Measuring pg_stat_statements overhead
Published on the
Topics: postgresql
pg_stat_statements
is a fantastically useful PostgreSQL extension that collects execution statistics of all statements executed by the server, to allow the database administrator to monitor and analyze any possible performance issue. For a good reason, it is one of the, if not the most installed extension, and even a cursory internet search will reveal numerous sources extolling its virtues.
Of course, collecting those statistics has some small performance overhead, which is widely reported to be negligible. There's nothing wrong with checking the veracity of those claims ourselves, however: hardware and software differences can matter, after all, and the hardware I'm running this database on is not exactly usual.
The target machine
The particular machine I'm most interested in measuring the overhead on is a repurposed older thin client, so by server standards, it's laughably puny. It features such cutting edge hardware as:
- A dual-core AMD Jaguar system-on-chip, clocked at 1.65 GHz.

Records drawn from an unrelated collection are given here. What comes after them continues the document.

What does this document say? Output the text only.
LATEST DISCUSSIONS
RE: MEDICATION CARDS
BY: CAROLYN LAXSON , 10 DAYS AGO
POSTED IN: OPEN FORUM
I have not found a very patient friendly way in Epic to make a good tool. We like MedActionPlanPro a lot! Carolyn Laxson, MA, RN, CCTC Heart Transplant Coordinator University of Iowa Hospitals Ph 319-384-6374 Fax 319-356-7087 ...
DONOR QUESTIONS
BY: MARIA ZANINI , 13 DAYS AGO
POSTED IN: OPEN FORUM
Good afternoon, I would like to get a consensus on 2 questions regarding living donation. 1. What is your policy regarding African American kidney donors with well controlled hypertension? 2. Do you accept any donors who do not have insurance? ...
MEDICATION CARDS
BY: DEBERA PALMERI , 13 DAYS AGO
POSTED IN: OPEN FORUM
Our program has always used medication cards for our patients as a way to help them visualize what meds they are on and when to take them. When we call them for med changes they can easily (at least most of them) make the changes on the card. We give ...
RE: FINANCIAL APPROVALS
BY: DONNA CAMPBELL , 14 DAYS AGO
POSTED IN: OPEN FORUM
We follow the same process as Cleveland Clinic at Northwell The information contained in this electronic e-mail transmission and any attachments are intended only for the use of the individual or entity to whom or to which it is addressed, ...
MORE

Fun fact: AMD Jaguar is the CPU microarchitecture powering two of the eighth generation video game consoles, its use outside of embedded spaces is otherwise rare.
- 4 GB of DDR3 RAM, at 1600 MT/s, single-channel. The SoC doesn't support more memory channels; at least it supports ECC.
- 128 GB SATA SSD.
Unlike typical server hardware, it is also completely silent, being 100% passively cooled, and draws very little power, even at full load.

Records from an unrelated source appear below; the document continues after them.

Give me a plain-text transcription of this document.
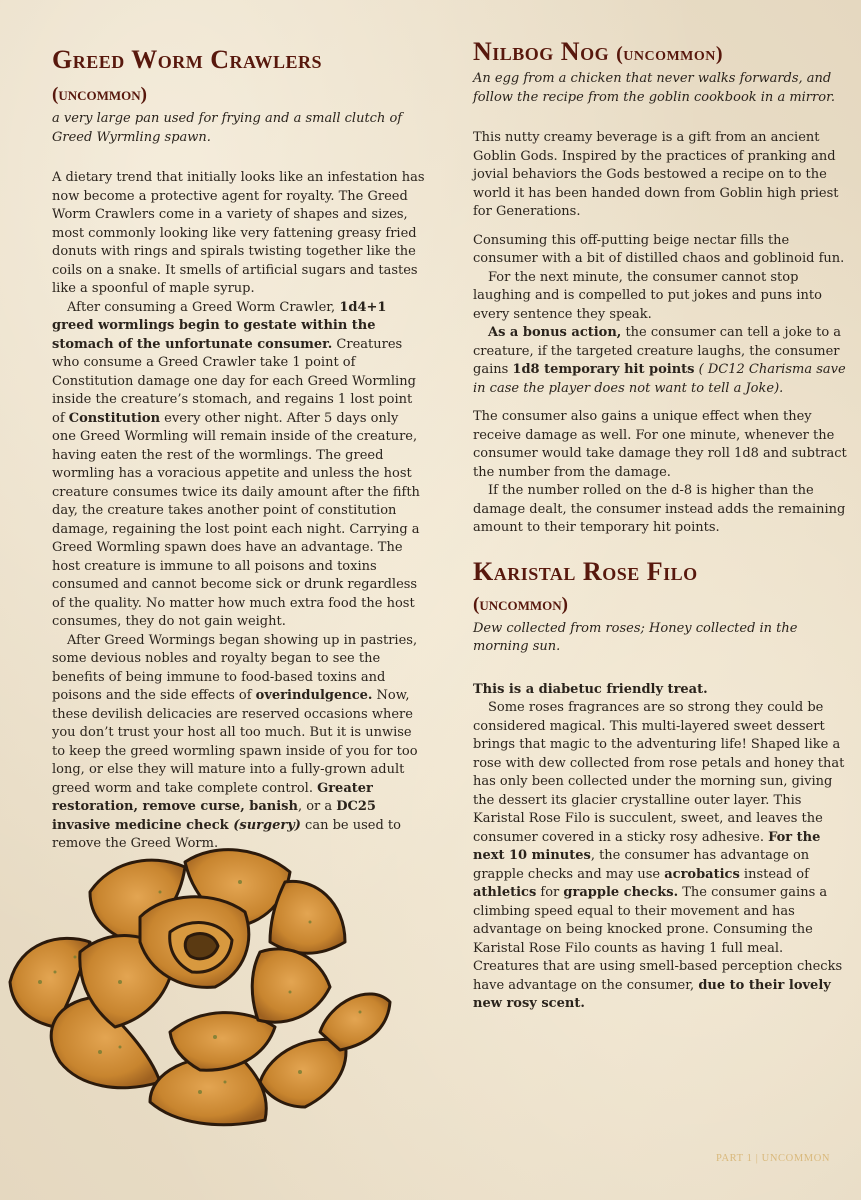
Greed Worm Crawlers
(uncommon)

a very large pan used for frying and a small clutch of Greed Wyrmling spawn.

A dietary trend that initially looks like an infestation has now become a protective agent for royalty. The Greed Worm Crawlers come in a variety of shapes and sizes, most commonly looking like very fattening greasy fried donuts with rings and spirals twisting together like the coils on a snake. It smells of artificial sugars and tastes like a spoonful of maple syrup.

After consuming a Greed Worm Crawler, 1d4+1 greed wormlings begin to gestate within the stomach of the unfortunate consumer. Creatures who consume a Greed Crawler take 1 point of Constitution damage one day for each Greed Wormling inside the creature’s stomach, and regains 1 lost point of Constitution every other night. After 5 days only one Greed Wormling will remain inside of the creature, having eaten the rest of the wormlings. The greed wormling has a voracious appetite and unless the host creature consumes twice its daily amount after the fifth day, the creature takes another point of constitution damage, regaining the lost point each night. Carrying a Greed Wormling spawn does have an advantage. The host creature is immune to all poisons and toxins consumed and cannot become sick or drunk regardless of the quality. No matter how much extra food the host consumes, they do not gain weight.

After Greed Wormings began showing up in pastries, some devious nobles and royalty began to see the benefits of being immune to food-based toxins and poisons and the side effects of overindulgence. Now, these devilish delicacies are reserved occasions where you don’t trust your host all too much. But it is unwise to keep the greed wormling spawn inside of you for too long, or else they will mature into a fully-grown adult greed worm and take complete control. Greater restoration, remove curse, banish, or a DC25 invasive medicine check (surgery) can be used to remove the Greed Worm.

Nilbog Nog (uncommon)

An egg from a chicken that never walks forwards, and follow the recipe from the goblin cookbook in a mirror.

This nutty creamy beverage is a gift from an ancient Goblin Gods. Inspired by the practices of pranking and jovial behaviors the Gods bestowed a recipe on to the world it has been handed down from Goblin high priest for Generations.

Consuming this off-putting beige nectar fills the consumer with a bit of distilled chaos and goblinoid fun.

For the next minute, the consumer cannot stop laughing and is compelled to put jokes and puns into every sentence they speak.

As a bonus action, the consumer can tell a joke to a creature, if the targeted creature laughs, the consumer gains 1d8 temporary hit points ( DC12 Charisma save in case the player does not want to tell a Joke).

The consumer also gains a unique effect when they receive damage as well. For one minute, whenever the consumer would take damage they roll 1d8 and subtract the number from the damage.

If the number rolled on the d-8 is higher than the damage dealt, the consumer instead adds the remaining amount to their temporary hit points.

Karistal Rose Filo
(uncommon)

Dew collected from roses; Honey collected in the morning sun.

This is a diabetuc friendly treat.

Some roses fragrances are so strong they could be considered magical. This multi-layered sweet dessert brings that magic to the adventuring life! Shaped like a rose with dew collected from rose petals and honey that has only been collected under the morning sun, giving the dessert its glacier crystalline outer layer. This Karistal Rose Filo is succulent, sweet, and leaves the consumer covered in a sticky rosy adhesive. For the next 10 minutes, the consumer has advantage on grapple checks and may use acrobatics instead of athletics for grapple checks. The consumer gains a climbing speed equal to their movement and has advantage on being knocked prone. Consuming the Karistal Rose Filo counts as having 1 full meal. Creatures that are using smell-based perception checks have advantage on the consumer, due to their lovely new rosy scent.

PART 1 | UNCOMMON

Now that I think about it, when compared to some of the smaller cloud instances, this is honestly quite beefy, and there are no noisy neighbors to worry about, and the storage performance is much higher than what basic cloud storage offers, unless you explicitly provision enough throughput and I/O operations per second, which of course costs you extra… huh, I'm starting to think that the entire cloud thing may be a bit of a raw deal.
Software-wise, there's nothing special: just a regular Debian bookworm with PostgreSQL 15.2 installed from Debian's repositories. The PostgreSQL settings are quite vanilla as well, I didn't do anything interesting in postgresql.conf
apart from the usual stuff like changing shared_buffers
, random_page_cost
and some logging settings.
The benchmark
What I'm most interested in is what is the worst case overhead I can realistically expect: assume all statements are simple and do very little, if any, I/O. For this reason, I used pgbench
with scale factor of 40 and in select only mode. With scale factor this small, the database fits entirely not just in RAM, but also in PostgreSQL's shared buffers, while pgbench
's select only mode uses a simple, but still realistic SELECT
statement. While one could argue that something like SELECT 1
would be even simpler, it does not quite satisfy the criterion of being a realistic query a program would execute against the database.

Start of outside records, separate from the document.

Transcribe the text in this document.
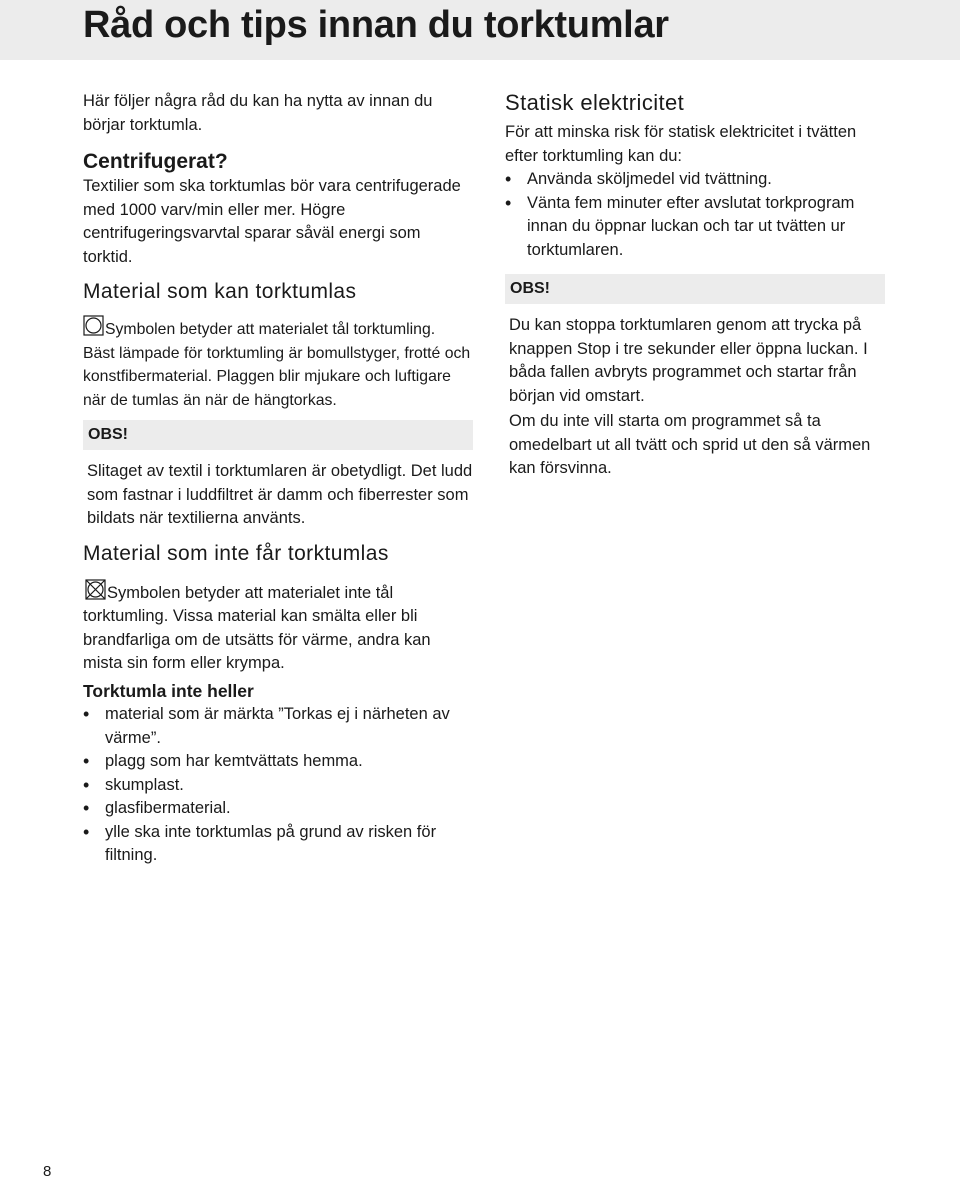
Råd och tips innan du torktumlar

Här följer några råd du kan ha nytta av innan du börjar torktumla.

Centrifugerat?

Textilier som ska torktumlas bör vara centrifugerade med 1000 varv/min eller mer. Högre centrifugeringsvarvtal sparar såväl energi som torktid.

Material som kan torktumlas

Symbolen betyder att materialet tål torktumling.

Bäst lämpade för torktumling är bomullstyger, frotté och konstfibermaterial. Plaggen blir mjukare och luftigare när de tumlas än när de hängtorkas.

OBS!

Slitaget av textil i torktumlaren är obetydligt. Det ludd som fastnar i luddfiltret är damm och fiberrester som bildats när textilierna använts.

Material som inte får torktumlas

Symbolen betyder att materialet inte tål torktumling. Vissa material kan smälta eller bli brandfarliga om de utsätts för värme, andra kan mista sin form eller krympa.

Torktumla inte heller

• material som är märkta ”Torkas ej i närheten av värme”.
• plagg som har kemtvättats hemma.
• skumplast.
• glasfibermaterial.
• ylle ska inte torktumlas på grund av risken för filtning.

Statisk elektricitet

För att minska risk för statisk elektricitet i tvätten efter torktumling kan du:

• Använda sköljmedel vid tvättning.
• Vänta fem minuter efter avslutat torkprogram innan du öppnar luckan och tar ut tvätten ur torktumlaren.
OBS!

Du kan stoppa torktumlaren genom att trycka på knappen Stop i tre sekunder eller öppna luckan. I båda fallen avbryts programmet och startar från början vid omstart.

Om du inte vill starta om programmet så ta omedelbart ut all tvätt och sprid ut den så värmen kan försvinna.

8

With that in mind, let's run pgbench
with two client connections — one per thread — for 5 minutes, using prepared statements, then restart the server with pg_stat_statements
enabled and do it again.
SELECT
onlypg_stat_statements state | Transactions per second | Mean latency | Standard deviation | Total transactions |
---|---|---|---|---|
off | 12235 | 0.162 ms | 0.051 ms | 3,670,487 |
on | 11922 | 0.167 ms | 0.057 ms | 3,576,490 |
We can see that enabling pg_stat_statements
resulted in a 2.5% hit to transaction throughput and 3% hit to mean transaction latency. Well worth it, considering the utility of this extension, and in line with the expectations of being negligible.
We could also try using pgbench
's default transaction type, to see what happens if we add inserts and updates, albeit simple ones still, into the mix. Those operations perform more work than pure selects, for example checking foreign key constraints, updating indexes and appending every data modification to the write-ahead log to ensure crash resilience, so the time spent on collecting statistics should be proportionally smaller.
pg_stat_statements state | Transactions per second | Mean latency | Standard deviation | Total transactions |
---|---|---|---|---|
off | 1402.8 | 1.423 ms | 0.415 ms | 420,849 |
on | 1384.2 | 1.443 ms | 0.424 ms | 415,244 |
Indeed, the overhead is even smaller now, with only 1.4% drop in throughput and mean latency.